Who am I to expect them to love me? To accept me? I can only hope that someday, somehow, I earn their trust. That I can make up for the sins of my father.

Seaver took an iPod out of her bag. She didn't want to put it on right away, just in case Morgan needed to talk about the gruesome crime scene they'd all witnessed. She had a degree in counselling, and she might be able to ease some of his burden.

But he was still playing Angry Birds.

She put the earbuds in her ears, and Five Finger Death Punch started to play "Far from Home".

"Cause it's almost like, your heaven's trying everything to keep me out." The voice crooned in her ears. Tears pricked her eyes. She could relate a little too well to this song, but she couldn't skip it. She felt compelled to hear the rest of the song, like this was part of her penance. Her long road to salvation.

But sometimes, oh sometimes, the road seemed so long.

The jet dropped, sending Ashley's stomach on a roller coaster ride. She shot forward and opened her eyes, and saw that everyone was wearing the same look of surprise and relief and maybe even trepidation that she was.

"You know, air pockets like that one aren't uncommon when you're traveling between ten and fifteen thousand feet," Reid said. "It's usually nothing, but sometimes turbulence is an indicator of an electrical storm or-"

No sooner were the words out of Reid's mouth than the jet dropped again. Ashley looked over at Morgan. He'd put away his cell phone, but she could still hear the soundtrack to Angry Birds emanating from his back pocket.

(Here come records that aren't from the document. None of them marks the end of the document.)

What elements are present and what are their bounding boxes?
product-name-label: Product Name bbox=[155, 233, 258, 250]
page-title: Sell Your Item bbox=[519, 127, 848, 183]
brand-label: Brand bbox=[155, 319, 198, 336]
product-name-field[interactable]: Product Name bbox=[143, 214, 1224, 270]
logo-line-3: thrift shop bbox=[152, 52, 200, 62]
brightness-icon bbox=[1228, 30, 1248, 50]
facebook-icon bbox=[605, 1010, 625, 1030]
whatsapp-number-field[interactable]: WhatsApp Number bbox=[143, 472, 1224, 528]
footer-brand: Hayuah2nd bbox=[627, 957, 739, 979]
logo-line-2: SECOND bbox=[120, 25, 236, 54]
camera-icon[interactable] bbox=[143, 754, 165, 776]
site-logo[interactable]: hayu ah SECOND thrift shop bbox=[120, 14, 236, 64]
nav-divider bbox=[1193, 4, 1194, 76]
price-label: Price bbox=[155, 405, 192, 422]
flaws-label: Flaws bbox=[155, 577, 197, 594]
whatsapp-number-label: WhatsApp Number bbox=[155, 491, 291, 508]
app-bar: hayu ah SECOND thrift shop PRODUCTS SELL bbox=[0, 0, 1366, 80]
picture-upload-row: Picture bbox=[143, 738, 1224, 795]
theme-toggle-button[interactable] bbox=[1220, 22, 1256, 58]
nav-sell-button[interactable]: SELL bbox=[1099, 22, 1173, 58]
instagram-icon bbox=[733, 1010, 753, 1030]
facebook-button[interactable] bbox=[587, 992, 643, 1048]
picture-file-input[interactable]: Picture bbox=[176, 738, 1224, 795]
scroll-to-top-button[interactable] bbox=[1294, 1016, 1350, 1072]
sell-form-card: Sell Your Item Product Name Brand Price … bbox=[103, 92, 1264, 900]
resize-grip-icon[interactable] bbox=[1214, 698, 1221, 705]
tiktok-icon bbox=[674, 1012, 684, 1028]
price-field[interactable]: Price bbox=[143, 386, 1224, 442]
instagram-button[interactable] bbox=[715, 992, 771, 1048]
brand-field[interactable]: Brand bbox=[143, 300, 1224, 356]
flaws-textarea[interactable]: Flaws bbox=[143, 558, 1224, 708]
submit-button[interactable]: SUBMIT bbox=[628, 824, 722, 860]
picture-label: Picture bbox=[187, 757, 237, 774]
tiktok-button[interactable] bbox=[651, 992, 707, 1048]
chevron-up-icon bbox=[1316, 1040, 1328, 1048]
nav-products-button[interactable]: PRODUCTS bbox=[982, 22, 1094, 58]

Desperate for assurance, Ashley cast her glance back at Reid, who was fastening his seatbelt across his lap. Almost as though he could sense her apprehension, he looked up at her. Their eyes locked and he flicked her a kind smile.

"We'll be fine," she imagined him telling her. "This is just a precaution."

Then her thoughts strayed to what could never be, and she imagined him switching seats with Morgan, lacing his hands in hers. "We'll be fine, Ashley. I won't let anything happen to you."

Her heartbeat sped up, and not just because the plane was now bouncing through the air. But Reid could never love a woman like her. She was half the monster he hunted. She wasn't his type. The other team mates whispered about Reid and JJ's love affair, before that hick from Louisiana got in the way. If JJ was the sort of woman that Reid preferred, than Ashely didn't stand a chance in hell.

The plane bounced again, and she let out a little yelp.

Morgan snorted under his breath, "Amateur."

She desperately wanted to explain that when she was paradiving into foreign countries to retrieve refugees one day the plane went down. She spent days marooned on a wretched little island in the Pacific. Ever since then she'd been terrified of jets, and it took all her willpower to get on the jet every time they had a case outside of the tri-county area.

But someone has to catch the monsters, and who better but a half-monster herself?

"It's okay, Ashley." Reid smiled at her, but it was strained. How sweet of him to care about her feelings like that. But that was just his nature; he was the kindest, gentlest soul she'd ever met.

She would stop at nothing to make sure he stayed that way-innocent and pure. She wouldn't let the monsters turn him into one.

A bright light flashed in her eye. It was clear now, why she was here. She was here to not just save the countless victims of serial killers and arson bombists, but to save the team from themselves.

She was already half way gone, but maybe, just maybe, they could be her road to salvation. She could lead them away from the darkness, and save herself in the process.